4.05.2013
less than perfect
No parent is perfect. We all make mistakes, forget things, behave in less than desirable ways at times. Yet, there is minimal room for error when you are in charge with a medically dependent child, yet I sadly fell into that margin. While struggling against the forces of some flu-y cold strain I forgot to fill Electra's pump with insulin which led to her waking with a BG close to 400.
After deciding that the best remedy to get her number down was an injection, my heart sort of sank. It was 7:00 in the morning and there was my beautiful girl having to waken to a shot because I forgot to fill her pump. The same feeling of mourning I felt when she was first diagnosed overcame me as I wished I could take this situation away, coupled with the admiration for her strength; similar to any parent who wants to protect while sparing their child a painful experience. Yet in the end she endured the shot without feeling a thing.

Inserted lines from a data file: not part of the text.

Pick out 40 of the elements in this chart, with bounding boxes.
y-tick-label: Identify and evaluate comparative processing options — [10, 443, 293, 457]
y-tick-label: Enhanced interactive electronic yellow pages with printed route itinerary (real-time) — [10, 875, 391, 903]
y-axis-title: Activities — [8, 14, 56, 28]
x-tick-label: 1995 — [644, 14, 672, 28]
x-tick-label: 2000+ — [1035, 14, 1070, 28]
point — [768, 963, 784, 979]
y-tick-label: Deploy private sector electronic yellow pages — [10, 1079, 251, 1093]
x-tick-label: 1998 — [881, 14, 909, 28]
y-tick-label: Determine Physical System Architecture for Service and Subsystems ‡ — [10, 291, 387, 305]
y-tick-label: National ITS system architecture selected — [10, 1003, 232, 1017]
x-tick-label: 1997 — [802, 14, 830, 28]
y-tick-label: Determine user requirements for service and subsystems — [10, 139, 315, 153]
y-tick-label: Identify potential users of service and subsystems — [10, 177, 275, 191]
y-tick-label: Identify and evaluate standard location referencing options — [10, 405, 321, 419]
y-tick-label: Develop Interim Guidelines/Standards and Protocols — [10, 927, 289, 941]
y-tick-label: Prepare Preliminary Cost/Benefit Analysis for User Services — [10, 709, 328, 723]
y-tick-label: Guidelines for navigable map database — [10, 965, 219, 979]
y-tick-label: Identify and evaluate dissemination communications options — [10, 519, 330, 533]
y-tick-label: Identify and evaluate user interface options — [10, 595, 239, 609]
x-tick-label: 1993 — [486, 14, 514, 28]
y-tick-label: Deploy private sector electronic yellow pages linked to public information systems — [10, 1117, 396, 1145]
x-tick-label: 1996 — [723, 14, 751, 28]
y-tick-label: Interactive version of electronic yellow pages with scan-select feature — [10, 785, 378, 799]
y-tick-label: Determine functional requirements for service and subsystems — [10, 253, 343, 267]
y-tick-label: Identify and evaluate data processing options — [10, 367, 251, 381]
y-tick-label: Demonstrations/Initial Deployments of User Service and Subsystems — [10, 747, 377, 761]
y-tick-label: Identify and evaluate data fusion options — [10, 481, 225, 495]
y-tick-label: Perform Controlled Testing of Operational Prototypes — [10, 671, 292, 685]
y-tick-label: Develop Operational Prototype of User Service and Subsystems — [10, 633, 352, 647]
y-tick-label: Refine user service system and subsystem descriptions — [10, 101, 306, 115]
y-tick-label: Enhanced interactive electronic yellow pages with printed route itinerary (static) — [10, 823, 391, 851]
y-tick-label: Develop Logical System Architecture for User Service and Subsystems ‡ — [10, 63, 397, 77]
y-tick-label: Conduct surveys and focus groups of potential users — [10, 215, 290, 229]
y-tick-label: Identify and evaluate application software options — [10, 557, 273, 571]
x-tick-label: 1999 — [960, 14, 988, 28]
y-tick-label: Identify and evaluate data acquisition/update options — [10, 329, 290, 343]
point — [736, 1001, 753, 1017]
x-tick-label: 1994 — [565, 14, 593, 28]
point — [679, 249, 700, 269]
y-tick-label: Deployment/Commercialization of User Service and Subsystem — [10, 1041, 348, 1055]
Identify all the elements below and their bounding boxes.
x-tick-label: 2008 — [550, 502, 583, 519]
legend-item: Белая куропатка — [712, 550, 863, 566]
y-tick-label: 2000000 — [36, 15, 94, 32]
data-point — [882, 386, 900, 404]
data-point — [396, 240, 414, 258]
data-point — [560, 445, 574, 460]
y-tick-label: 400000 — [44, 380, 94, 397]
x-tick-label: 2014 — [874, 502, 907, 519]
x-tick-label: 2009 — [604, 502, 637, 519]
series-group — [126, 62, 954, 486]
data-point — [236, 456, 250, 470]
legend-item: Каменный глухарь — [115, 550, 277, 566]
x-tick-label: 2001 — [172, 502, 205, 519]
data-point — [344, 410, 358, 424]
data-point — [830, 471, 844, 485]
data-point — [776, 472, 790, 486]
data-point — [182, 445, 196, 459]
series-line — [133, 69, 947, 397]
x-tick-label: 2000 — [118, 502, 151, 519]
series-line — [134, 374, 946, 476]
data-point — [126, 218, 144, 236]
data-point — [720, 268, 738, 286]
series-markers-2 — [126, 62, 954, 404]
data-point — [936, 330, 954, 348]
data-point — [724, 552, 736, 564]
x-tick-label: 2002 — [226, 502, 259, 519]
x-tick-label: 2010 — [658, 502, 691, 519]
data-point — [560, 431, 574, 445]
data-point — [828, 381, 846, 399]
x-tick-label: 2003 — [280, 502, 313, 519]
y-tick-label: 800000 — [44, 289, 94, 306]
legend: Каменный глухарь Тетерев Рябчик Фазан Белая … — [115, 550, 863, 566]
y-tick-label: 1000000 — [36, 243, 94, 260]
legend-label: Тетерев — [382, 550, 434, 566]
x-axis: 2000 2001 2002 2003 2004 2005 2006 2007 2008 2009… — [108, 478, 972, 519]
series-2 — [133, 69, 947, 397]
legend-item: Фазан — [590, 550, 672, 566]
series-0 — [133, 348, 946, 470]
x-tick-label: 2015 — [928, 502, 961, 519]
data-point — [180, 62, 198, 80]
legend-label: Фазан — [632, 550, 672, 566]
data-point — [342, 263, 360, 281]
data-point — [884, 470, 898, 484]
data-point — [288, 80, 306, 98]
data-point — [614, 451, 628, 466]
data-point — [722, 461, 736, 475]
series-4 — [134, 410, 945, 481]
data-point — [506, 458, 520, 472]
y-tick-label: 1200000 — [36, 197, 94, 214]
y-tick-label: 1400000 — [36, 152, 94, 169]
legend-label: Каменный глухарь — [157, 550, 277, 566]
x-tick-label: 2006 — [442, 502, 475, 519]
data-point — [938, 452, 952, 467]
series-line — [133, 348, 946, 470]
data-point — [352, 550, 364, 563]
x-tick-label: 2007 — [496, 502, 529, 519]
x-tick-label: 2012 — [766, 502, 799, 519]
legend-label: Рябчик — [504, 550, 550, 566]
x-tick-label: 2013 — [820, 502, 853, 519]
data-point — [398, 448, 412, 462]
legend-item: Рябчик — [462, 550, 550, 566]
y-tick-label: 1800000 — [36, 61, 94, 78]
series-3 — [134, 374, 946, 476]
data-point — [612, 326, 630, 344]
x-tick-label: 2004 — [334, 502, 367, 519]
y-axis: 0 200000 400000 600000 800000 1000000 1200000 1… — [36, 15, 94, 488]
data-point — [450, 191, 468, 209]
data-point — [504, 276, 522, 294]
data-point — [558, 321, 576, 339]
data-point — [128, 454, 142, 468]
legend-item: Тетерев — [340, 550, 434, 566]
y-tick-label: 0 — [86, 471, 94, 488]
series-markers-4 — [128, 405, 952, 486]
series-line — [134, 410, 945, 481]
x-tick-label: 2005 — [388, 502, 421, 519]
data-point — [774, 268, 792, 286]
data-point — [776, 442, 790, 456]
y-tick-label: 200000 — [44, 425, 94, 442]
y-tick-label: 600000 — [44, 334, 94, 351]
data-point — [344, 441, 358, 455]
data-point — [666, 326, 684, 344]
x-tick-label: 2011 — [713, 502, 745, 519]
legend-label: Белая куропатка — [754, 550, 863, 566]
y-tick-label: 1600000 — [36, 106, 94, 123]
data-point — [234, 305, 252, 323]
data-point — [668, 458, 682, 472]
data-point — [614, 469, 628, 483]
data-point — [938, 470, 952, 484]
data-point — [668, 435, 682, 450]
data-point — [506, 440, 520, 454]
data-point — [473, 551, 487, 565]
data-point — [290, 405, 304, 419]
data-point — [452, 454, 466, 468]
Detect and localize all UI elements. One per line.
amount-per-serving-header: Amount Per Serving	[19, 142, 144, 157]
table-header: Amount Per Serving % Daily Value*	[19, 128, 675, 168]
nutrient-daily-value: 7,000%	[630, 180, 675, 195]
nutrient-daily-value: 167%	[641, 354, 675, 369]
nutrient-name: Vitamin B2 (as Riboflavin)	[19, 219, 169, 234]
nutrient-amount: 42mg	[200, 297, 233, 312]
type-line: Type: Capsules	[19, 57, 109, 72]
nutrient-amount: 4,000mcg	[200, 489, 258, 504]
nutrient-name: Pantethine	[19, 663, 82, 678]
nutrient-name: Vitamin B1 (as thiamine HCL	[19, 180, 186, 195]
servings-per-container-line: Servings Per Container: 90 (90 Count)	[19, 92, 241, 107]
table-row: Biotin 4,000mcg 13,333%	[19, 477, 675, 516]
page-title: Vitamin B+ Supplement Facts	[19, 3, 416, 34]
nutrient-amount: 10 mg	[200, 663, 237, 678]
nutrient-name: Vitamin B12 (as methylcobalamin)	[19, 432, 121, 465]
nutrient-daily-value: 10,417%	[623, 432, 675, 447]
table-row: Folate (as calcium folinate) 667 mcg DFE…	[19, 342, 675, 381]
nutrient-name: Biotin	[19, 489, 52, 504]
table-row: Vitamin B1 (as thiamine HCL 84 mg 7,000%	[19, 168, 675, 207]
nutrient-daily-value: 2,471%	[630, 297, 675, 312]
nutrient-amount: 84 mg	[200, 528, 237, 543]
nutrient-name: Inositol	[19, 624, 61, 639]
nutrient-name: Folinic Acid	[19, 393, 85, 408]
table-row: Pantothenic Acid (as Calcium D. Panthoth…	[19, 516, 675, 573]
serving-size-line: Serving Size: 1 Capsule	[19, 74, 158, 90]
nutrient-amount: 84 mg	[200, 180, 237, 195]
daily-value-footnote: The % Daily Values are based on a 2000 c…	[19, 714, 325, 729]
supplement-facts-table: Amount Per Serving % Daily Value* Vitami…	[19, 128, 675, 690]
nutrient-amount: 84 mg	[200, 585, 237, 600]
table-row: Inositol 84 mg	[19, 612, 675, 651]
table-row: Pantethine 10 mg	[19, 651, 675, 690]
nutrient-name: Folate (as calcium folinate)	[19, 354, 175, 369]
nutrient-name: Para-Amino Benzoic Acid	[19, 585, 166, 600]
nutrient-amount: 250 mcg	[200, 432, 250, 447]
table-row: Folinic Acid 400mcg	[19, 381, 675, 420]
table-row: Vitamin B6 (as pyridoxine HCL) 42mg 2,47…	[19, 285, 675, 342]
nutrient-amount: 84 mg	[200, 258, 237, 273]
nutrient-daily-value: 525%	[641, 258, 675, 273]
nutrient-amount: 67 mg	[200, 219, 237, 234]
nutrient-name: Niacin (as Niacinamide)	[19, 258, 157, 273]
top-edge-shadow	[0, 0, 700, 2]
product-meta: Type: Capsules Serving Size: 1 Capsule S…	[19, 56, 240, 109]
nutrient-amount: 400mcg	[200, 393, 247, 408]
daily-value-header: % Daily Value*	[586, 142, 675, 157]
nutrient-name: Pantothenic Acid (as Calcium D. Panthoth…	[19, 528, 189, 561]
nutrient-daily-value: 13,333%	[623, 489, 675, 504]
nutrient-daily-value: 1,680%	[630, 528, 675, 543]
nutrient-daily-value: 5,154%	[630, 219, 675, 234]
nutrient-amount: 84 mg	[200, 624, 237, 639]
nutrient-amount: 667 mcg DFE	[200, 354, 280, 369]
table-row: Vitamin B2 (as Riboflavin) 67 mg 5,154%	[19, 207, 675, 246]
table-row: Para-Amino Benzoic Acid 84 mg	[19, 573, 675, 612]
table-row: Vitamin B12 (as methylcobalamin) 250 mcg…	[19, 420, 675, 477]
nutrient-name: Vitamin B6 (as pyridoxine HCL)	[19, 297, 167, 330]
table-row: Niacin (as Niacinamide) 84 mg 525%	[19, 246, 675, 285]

Sometimes we work so hard to protect our kids from adversity and in the end they become stronger individuals for what they overcome. Electra has already grown so much by understanding the strength that has come from her diabetes. No longer embarrassed or ashamed, she instead has embraced the condition, handles it gracefully while proudly owning the positive aspects that have been gained in spite of the disease. Despite my maternal instinct to spare her from this injustice, I could not be prouder. Those less than perfect moments, however, feel larger than ever when paired with her amazing attitude. Another parenting moment added to the books, another notch to the humility belt as I realize daily how much I am learning from my children.
"While we try to teach our children all about life, our children teach us what life is all about."